Containers

Improving deployment visibility for Amazon ECS services

When deploying software, it’s critical to have visibility into all stages of the deployment process. Knowing the status of ongoing deployments, troubleshooting issues when things go wrong, and having an audit trail of past deployments are essential for ensuring a safe and reliable release process. Amazon Elastic Container Service (Amazon ECS) now provides enhanced observability features to address these needs. With service deployments and service revisions, you can gain deeper insights into your Amazon ECS-based application deployments.

In Amazon ECS, a service is a resource that runs long-running applications, where a group of identical tasks are deployed, managed, and scaled by Amazon ECS. When it’s time to release a new version of your software, Amazon ECS manages the deployment process, gradually replacing the old tasks with the new ones. Amazon ECS comes with built-in safeguards to facilitate safe software releases, such as circuit breaking, where Amazon ECS can be configured to automatically roll back to the previous version of a service if a new deployment fails. With today’s launch you now have greater visibility into the deployment process. There are two new named Amazon ECS resources: service revisions and service deployments, and a new set of APIs: listServiceDeployments, describeServiceRevisions, and describeServiceDeployments.

First, service revisions provide a record of the workload configuration Amazon ECS is attempting to deploy. This includes the task definition, container image, and service-level parameters such as Amazon Elastic Block Store (Amazon EBS) volumes, load balancers, and service connect configuration.

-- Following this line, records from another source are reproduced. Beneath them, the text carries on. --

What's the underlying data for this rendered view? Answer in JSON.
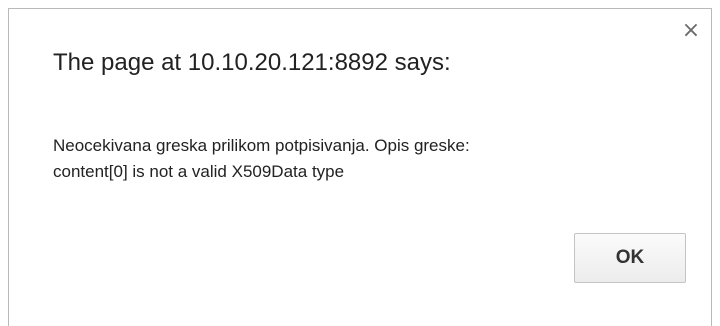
{
  "dialog": {
    "title": "The page at 10.10.20.121:8892 says:",
    "message_line1": "Neocekivana greska prilikom potpisivanja. Opis greske:",
    "message_line2": "content[0] is not a valid X509Data type",
    "close_glyph": "×",
    "ok_label": "OK"
  }
}
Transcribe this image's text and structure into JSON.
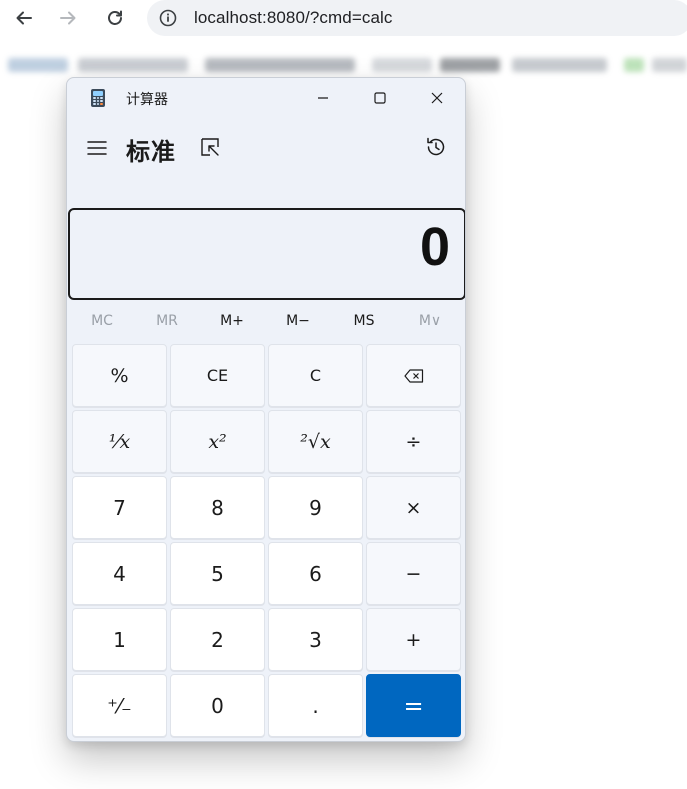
{
  "browser": {
    "url": "localhost:8080/?cmd=calc",
    "icons": {
      "back": "arrow-left-icon",
      "forward": "arrow-right-icon",
      "reload": "reload-icon",
      "info": "info-icon"
    }
  },
  "calculator": {
    "window_title": "计算器",
    "mode": "标准",
    "display_value": "0",
    "memory_buttons": [
      {
        "label": "MC",
        "enabled": false
      },
      {
        "label": "MR",
        "enabled": false
      },
      {
        "label": "M+",
        "enabled": true
      },
      {
        "label": "M−",
        "enabled": true
      },
      {
        "label": "MS",
        "enabled": true
      },
      {
        "label": "M∨",
        "enabled": false
      }
    ],
    "keys": {
      "percent": "%",
      "clear_entry": "CE",
      "clear": "C",
      "backspace": "⌫",
      "reciprocal": "¹⁄x",
      "square": "x²",
      "sqrt": "²√x",
      "divide": "÷",
      "seven": "7",
      "eight": "8",
      "nine": "9",
      "multiply": "×",
      "four": "4",
      "five": "5",
      "six": "6",
      "subtract": "−",
      "one": "1",
      "two": "2",
      "three": "3",
      "add": "+",
      "negate": "⁺⁄₋",
      "zero": "0",
      "decimal": ".",
      "equals": "="
    },
    "colors": {
      "accent": "#0067c0",
      "window_bg": "#eef2f9",
      "key_bg": "#ffffff",
      "op_key_bg": "#f6f8fc"
    }
  }
}
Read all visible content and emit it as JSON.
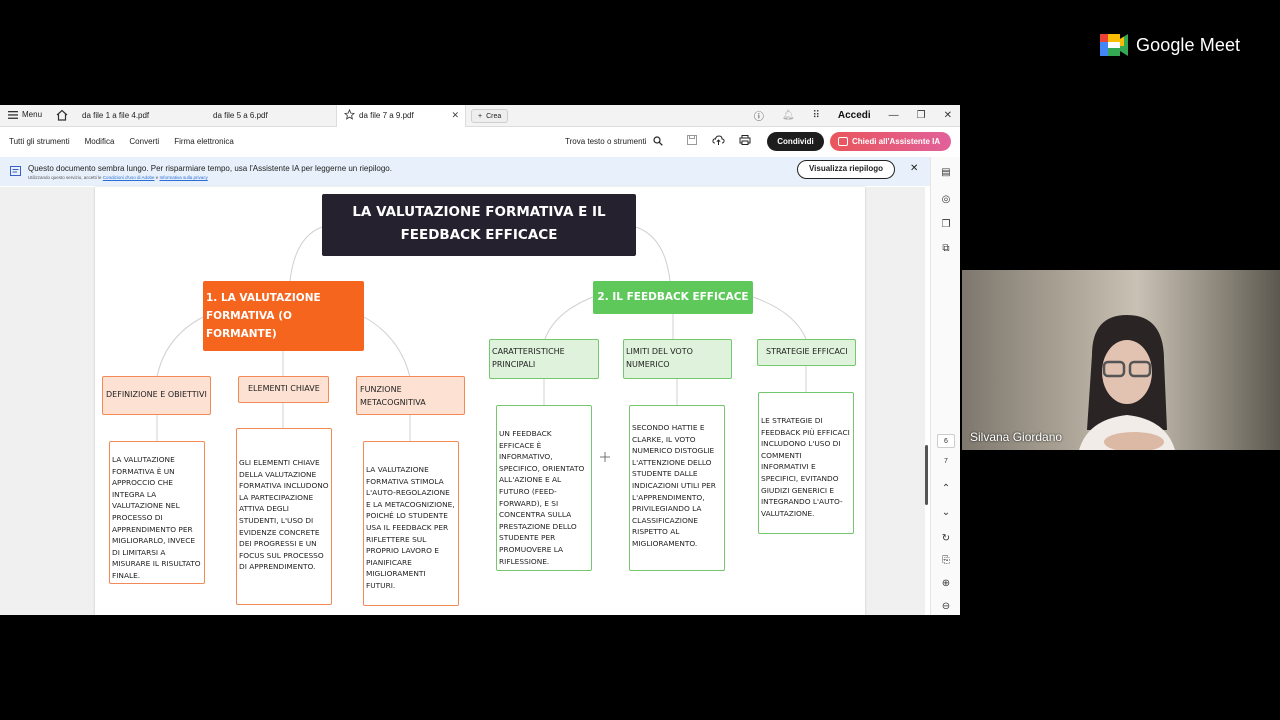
{
  "meet": {
    "brand": "Google Meet",
    "participant_name": "Silvana Giordano"
  },
  "tabs": {
    "menu_label": "Menu",
    "items": [
      {
        "label": "da file 1 a file 4.pdf"
      },
      {
        "label": "da file 5 a 6.pdf"
      },
      {
        "label": "da file 7 a 9.pdf"
      }
    ],
    "new_label": "Crea",
    "sign_in": "Accedi"
  },
  "toolbar": {
    "all_tools": "Tutti gli strumenti",
    "edit": "Modifica",
    "convert": "Converti",
    "sign": "Firma elettronica",
    "find": "Trova testo o strumenti",
    "share": "Condividi",
    "ai_assistant": "Chiedi all'Assistente IA"
  },
  "banner": {
    "message": "Questo documento sembra lungo. Per risparmiare tempo, usa l'Assistente IA per leggerne un riepilogo.",
    "sub_prefix": "Utilizzando questo servizio, accetti le",
    "sub_link1": "Condizioni d'uso di Adobe",
    "sub_mid": "e",
    "sub_link2": "Informativa sulla privacy",
    "summary_button": "Visualizza riepilogo"
  },
  "sidebar": {
    "pages": [
      "6",
      "7"
    ]
  },
  "mindmap": {
    "title": "LA VALUTAZIONE FORMATIVA E IL FEEDBACK EFFICACE",
    "branch1": {
      "label": "1. LA VALUTAZIONE FORMATIVA (O FORMANTE)",
      "subs": [
        {
          "label": "DEFINIZIONE E OBIETTIVI",
          "text": "LA VALUTAZIONE FORMATIVA È UN APPROCCIO CHE INTEGRA LA VALUTAZIONE NEL PROCESSO DI APPRENDIMENTO PER MIGLIORARLO, INVECE DI LIMITARSI A MISURARE IL RISULTATO FINALE."
        },
        {
          "label": "ELEMENTI CHIAVE",
          "text": "GLI ELEMENTI CHIAVE DELLA VALUTAZIONE FORMATIVA INCLUDONO LA PARTECIPAZIONE ATTIVA DEGLI STUDENTI, L'USO DI EVIDENZE CONCRETE DEI PROGRESSI E UN FOCUS SUL PROCESSO DI APPRENDIMENTO."
        },
        {
          "label": "FUNZIONE METACOGNITIVA",
          "text": "LA VALUTAZIONE FORMATIVA STIMOLA L'AUTO-REGOLAZIONE E LA METACOGNIZIONE, POICHÉ LO STUDENTE USA IL FEEDBACK PER RIFLETTERE SUL PROPRIO LAVORO E PIANIFICARE MIGLIORAMENTI FUTURI."
        }
      ]
    },
    "branch2": {
      "label": "2. IL FEEDBACK EFFICACE",
      "subs": [
        {
          "label": "CARATTERISTICHE PRINCIPALI",
          "text": "UN FEEDBACK EFFICACE È INFORMATIVO, SPECIFICO, ORIENTATO ALL'AZIONE E AL FUTURO (FEED-FORWARD), E SI CONCENTRA SULLA PRESTAZIONE DELLO STUDENTE PER PROMUOVERE LA RIFLESSIONE."
        },
        {
          "label": "LIMITI DEL VOTO NUMERICO",
          "text": "SECONDO HATTIE E CLARKE, IL VOTO NUMERICO DISTOGLIE L'ATTENZIONE DELLO STUDENTE DALLE INDICAZIONI UTILI PER L'APPRENDIMENTO, PRIVILEGIANDO LA CLASSIFICAZIONE RISPETTO AL MIGLIORAMENTO."
        },
        {
          "label": "STRATEGIE EFFICACI",
          "text": "LE STRATEGIE DI FEEDBACK PIÙ EFFICACI INCLUDONO L'USO DI COMMENTI INFORMATIVI E SPECIFICI, EVITANDO GIUDIZI GENERICI E INTEGRANDO L'AUTO-VALUTAZIONE."
        }
      ]
    }
  }
}
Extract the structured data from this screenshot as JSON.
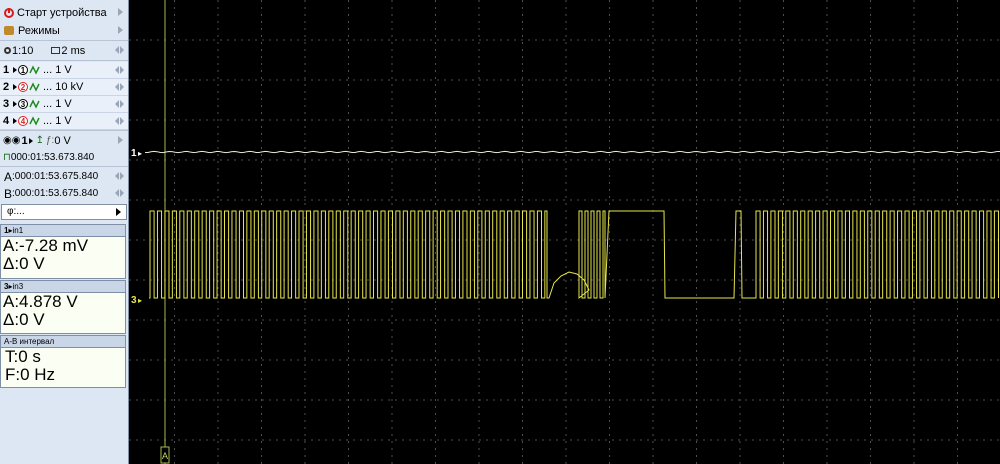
{
  "panel": {
    "start_label": "Старт устройства",
    "modes_label": "Режимы",
    "zoom": "1:10",
    "timebase": "2 ms",
    "channels": [
      {
        "num": "1",
        "badge": "1",
        "off": false,
        "value": "... 1 V"
      },
      {
        "num": "2",
        "badge": "2",
        "off": true,
        "value": "... 10 kV"
      },
      {
        "num": "3",
        "badge": "3",
        "off": false,
        "value": "... 1 V"
      },
      {
        "num": "4",
        "badge": "4",
        "off": true,
        "value": "... 1 V"
      }
    ],
    "trigger_channel": "1",
    "trigger_level": "0 V",
    "trigger_time": "000:01:53.673.840",
    "cursor_a_label": "A",
    "cursor_a": "000:01:53.675.840",
    "cursor_b_label": "B",
    "cursor_b": "000:01:53.675.840",
    "phi_label": "φ:..."
  },
  "measurements": [
    {
      "header": "in1",
      "ch": "1",
      "a": "A:-7.28 mV",
      "d": "Δ:0 V"
    },
    {
      "header": "in3",
      "ch": "3",
      "a": "A:4.878 V",
      "d": "Δ:0 V"
    }
  ],
  "interval": {
    "header": "A-B интервал",
    "t": "T:0 s",
    "f": "F:0 Hz"
  },
  "scope": {
    "ch1_marker": "1",
    "ch3_marker": "3",
    "cursor_label": "A",
    "colors": {
      "background": "#000000",
      "grid": "#4a4a4a",
      "ch1": "#e8e8d8",
      "ch3": "#e6e64a",
      "cursor": "#b8c84a"
    }
  }
}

Service deployments provide a comprehensive view of an ongoing or previous service revision deployment. You can observe the starting point of the deployment (the source revision), which deployment is being rolled out (the target revision), and the status of the deployment with any circuit breakers or Amazon CloudWatch alarms that you have configured.

In the past, it was difficult to track the history of your Amazon ECS deployments. With this release, each service deployment, whether successful or not, is retained for 90 days and accessible through the Amazon ECS console and the listServiceDeployments API. This allows you to review your Amazon ECS service deployment history and understand which service revision was used for each rollout.

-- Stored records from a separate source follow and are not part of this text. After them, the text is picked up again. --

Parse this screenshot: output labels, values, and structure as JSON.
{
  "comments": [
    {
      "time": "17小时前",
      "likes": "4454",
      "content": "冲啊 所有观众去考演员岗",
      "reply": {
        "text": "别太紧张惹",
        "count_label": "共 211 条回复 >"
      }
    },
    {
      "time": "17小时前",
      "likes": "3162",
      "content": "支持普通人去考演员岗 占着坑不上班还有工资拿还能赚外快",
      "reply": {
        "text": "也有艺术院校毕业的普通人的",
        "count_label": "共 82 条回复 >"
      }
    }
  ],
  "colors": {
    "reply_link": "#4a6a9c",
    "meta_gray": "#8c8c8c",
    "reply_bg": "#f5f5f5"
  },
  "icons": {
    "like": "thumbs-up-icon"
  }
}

By providing these enhanced visibility and traceability features, Amazon ECS empowers you to better monitor, troubleshoot, and manage your application deployments, ensuring a more reliable and transparent release process. The following diagram shows the relationship between the existing Amazon ECS resources and the new service deployment and service revision.

Diagram showing the relationship between ECS Service Revisions and ECS Service Deployments

Diagram 1: Showing the relationship between an Amazon ECS service revision and a service deployment.

Solution overview

In this section we provide a hands-on example, demonstrating how service revisions and service deployments deliver more visibility when deploying software onto Amazon ECS. In this walkthrough we create a new service and wait for it to become stable. Next, we will create a revision with a known bug, and demonstrate how the new service deployment APIs and new deployments tab in the Amazon ECS console, allow us to troubleshoot this error and capture when circuit breaking is trigged.

Prerequisites

The following prerequisites are necessary to complete this solution:

Walkthrough

1. First, we export the environment variables used throughout the walkthrough. These resources should already be created and existing in your AWS account.

export AWS_REGION=eu-north-1
export ECS_EXECUTION_ROLE="arn:aws:iam::111222333444:role/ecsTaskExecutionRole"
export ECS_CLUSTER="default"
export VPC_SUBNET_ONE="subnet-07bd4d10ea848a008"
export VPC_SUBNET_TWO="subnet-0ebc3139ba5dcf871"
export VPC_SECURITY_GROUP="sg-003bf5ba3cb1a1168"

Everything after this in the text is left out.